We agree with His Honor, the trial Judge, when he said: "There is a reason for the inclusion of the business
of the petitioner within the operation of Act 3893 as amended by Republic Act 247. The main intention of
the lawmaker is to give protection to the owner of the commodity against possible abuses (and we might
add negligence) of the person to whom the physical control of his properties is delivered."

This is not the first time this question has come before Us. It was raised in the case of People vs. Versola,
G.R. No. L-5707, March 27, 1958, where this Court, speaking through Mr. Justice Roberto Concepcion, said:

At any rate, whenever a rice mill engaged in the business of hulling palay for others, is housed in a
"camarin" like that of appellant herein, the keeping of palay or rice therein follows as a necessary
consequence.
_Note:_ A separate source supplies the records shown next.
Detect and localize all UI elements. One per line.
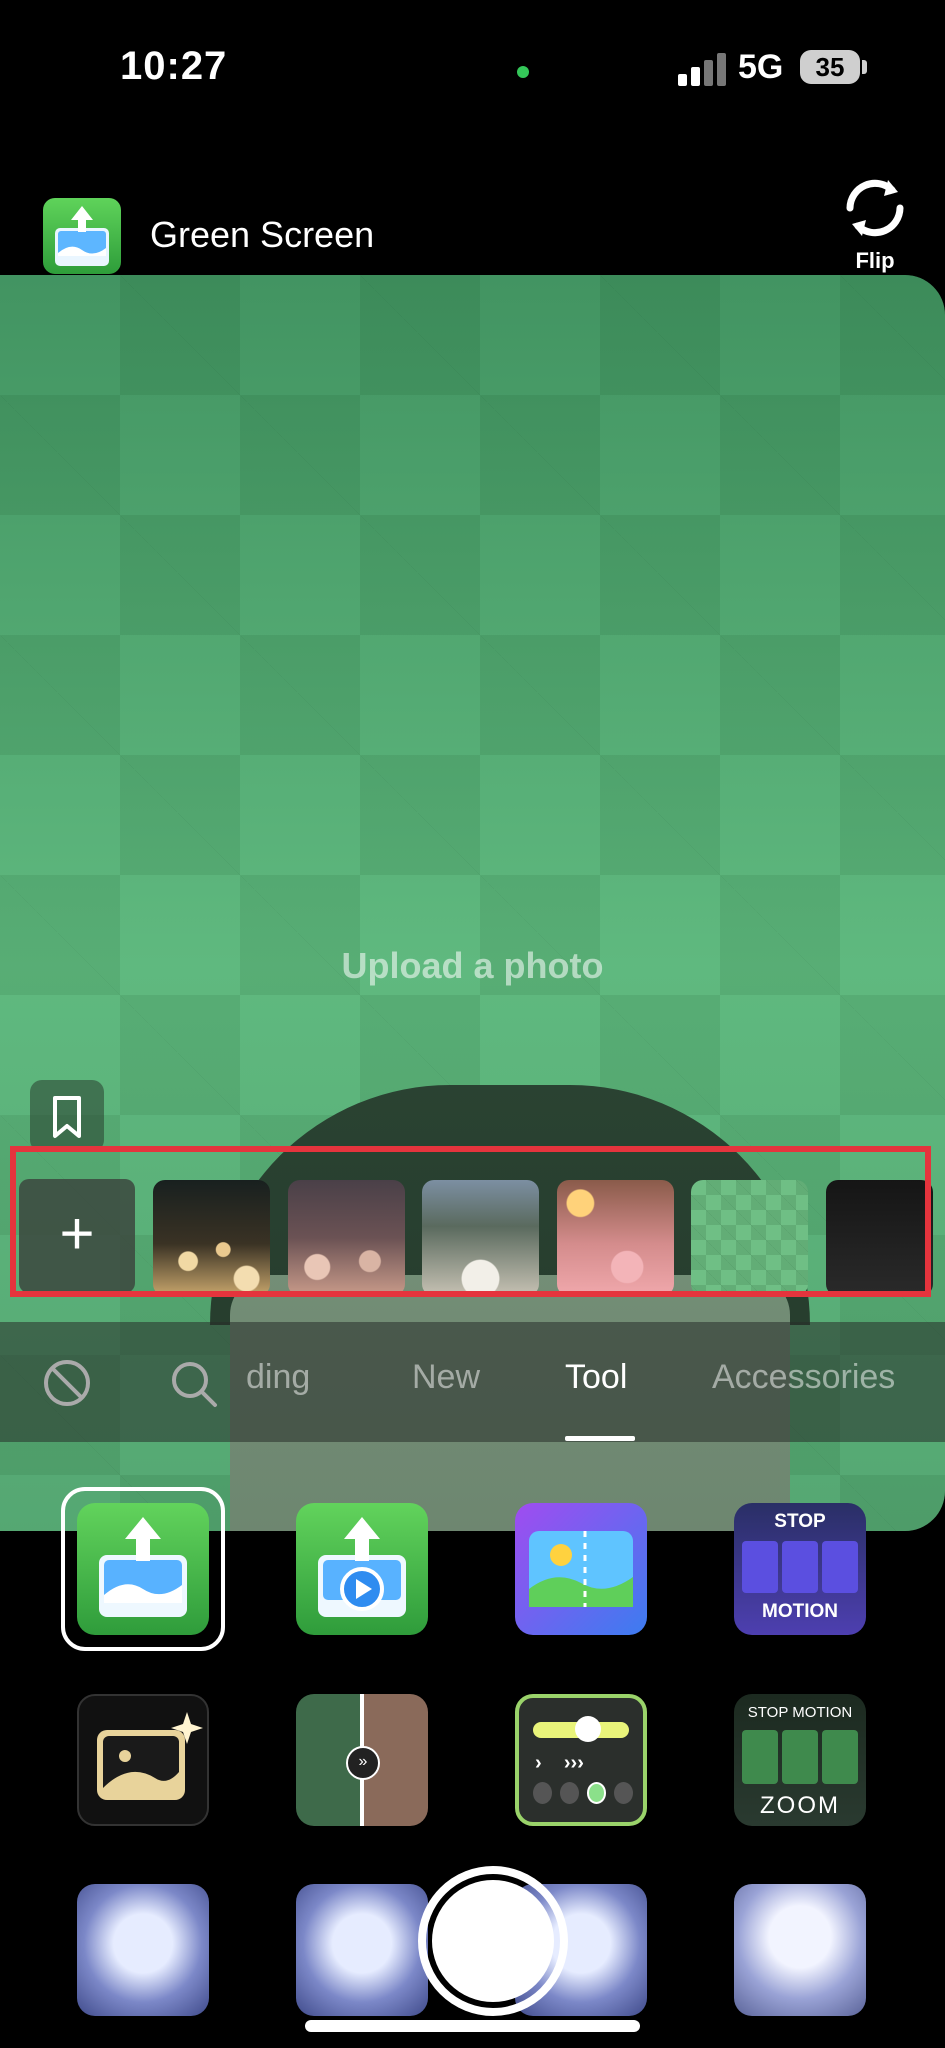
- flip-label: Flip: [855, 248, 895, 273]
- tab-tool[interactable]: Tool: [565, 1358, 627, 1397]
- stop-motion-top-label: STOP: [774, 1511, 826, 1532]
- bookmark-button[interactable]: [30, 1080, 104, 1152]
- bookmark-icon: [53, 1096, 81, 1138]
- stop-motion-bottom-label: MOTION: [762, 1601, 838, 1622]
- stop-motion-zoom-bottom-label: ZOOM: [760, 1792, 840, 1819]
- slider-knob: [575, 1716, 601, 1742]
- chevrons-icon: › ›››: [535, 1752, 584, 1774]
- search-button[interactable]: [168, 1358, 220, 1415]
- tab-accessories[interactable]: Accessories: [712, 1358, 895, 1397]
- stop-motion-zoom-effect[interactable]: STOP MOTION ZOOM: [734, 1694, 866, 1826]
- stop-motion-effect[interactable]: STOP MOTION: [734, 1503, 866, 1635]
- no-effect-icon: [44, 1360, 90, 1406]
- before-after-effect[interactable]: »: [296, 1694, 428, 1826]
- video-upload-icon: [318, 1517, 406, 1617]
- privacy-indicator-dot: [517, 66, 529, 78]
- flip-icon: [846, 179, 904, 237]
- statue-effect-1[interactable]: [77, 1884, 209, 2016]
- no-effect-button[interactable]: [42, 1358, 92, 1413]
- tab-trending[interactable]: ding: [246, 1358, 310, 1397]
- home-indicator[interactable]: [305, 2020, 640, 2032]
- flip-camera-button[interactable]: Flip: [830, 172, 920, 276]
- hand-frames: [742, 1730, 858, 1784]
- battery-indicator: 35: [800, 50, 860, 84]
- effect-title: Green Screen: [150, 214, 375, 255]
- status-time: 10:27: [120, 44, 228, 88]
- landscape-split-icon: [529, 1531, 633, 1607]
- dots-row: [533, 1782, 633, 1806]
- forward-arrows-icon: »: [346, 1746, 380, 1780]
- photo-strip-highlight: [10, 1146, 931, 1297]
- active-tab-indicator: [565, 1436, 635, 1441]
- green-screen-video-effect[interactable]: [296, 1503, 428, 1635]
- green-screen-effect-icon[interactable]: [43, 198, 121, 274]
- cellular-signal-icon: [678, 52, 728, 86]
- statue-effect-4[interactable]: [734, 1884, 866, 2016]
- search-icon: [172, 1362, 217, 1407]
- record-button[interactable]: [432, 1880, 554, 2002]
- green-screen-photo-effect[interactable]: [77, 1503, 209, 1635]
- split-background-effect[interactable]: [515, 1503, 647, 1635]
- stop-motion-zoom-top-label: STOP MOTION: [747, 1704, 853, 1721]
- battery-tip: [862, 60, 867, 74]
- tab-new[interactable]: New: [412, 1358, 480, 1397]
- speed-control-effect[interactable]: › ›››: [515, 1694, 647, 1826]
- photo-upload-icon: [99, 1517, 187, 1617]
- network-type: 5G: [738, 48, 784, 86]
- upload-photo-prompt[interactable]: Upload a photo: [0, 945, 945, 987]
- statue-effect-2[interactable]: [296, 1884, 428, 2016]
- sparkle-photo-icon: [97, 1712, 203, 1800]
- ai-photo-effect[interactable]: [77, 1694, 209, 1826]
- hand-frames: [742, 1541, 858, 1593]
This is true, even if the grains were received therein exclusively for milling purposes.
Hence, one way or the other, there is a form of storage, the duration of which may vary, depending
upon circumstances. In any event, the ricemill operator is responsible for the palay or rice, while the
same is in his possession, and public policy or public interest demands that the rights of the owners
of the commodity — which is our main staple — be duly protected. Hence, the need of securing the
license prescribed in Act No. 3893, in order that the Director of Commerce could determine the
conditions under which the mill may be authorized to operate, conformably with the objectives of
said legislation, and the amount of the bond to be required for the protection of the people who
avail themselves of its services.

Appellant contends that the inclusion of the business of milling palay in Act No. 3893 infringes the
constitutional mandate that no law shall embrace more than one subject which shall be expressed in the
title thereof. We believe the subject matter of said Act as expressed in its title, namely, the regulation of
the business of receiving commodity for storage, is sufficiently broad to cover the business of milling palay
where the palay is delivered to the mill operator and kept in a construction which serves the purpose of a
warehouse, as in this case. Appellant says her "camalig" is neither adequate nor suitable for storage. But
the inadequacy of the construction insofar as the safety of the palay is concerned is not a valid reason to
remove it from the operation of the statute, for otherwise the very fact of non-compliance with the legal
requirements in this respect would be its own excuse from the liabilities imposed.

The decision appealed from is affirmed, with costs.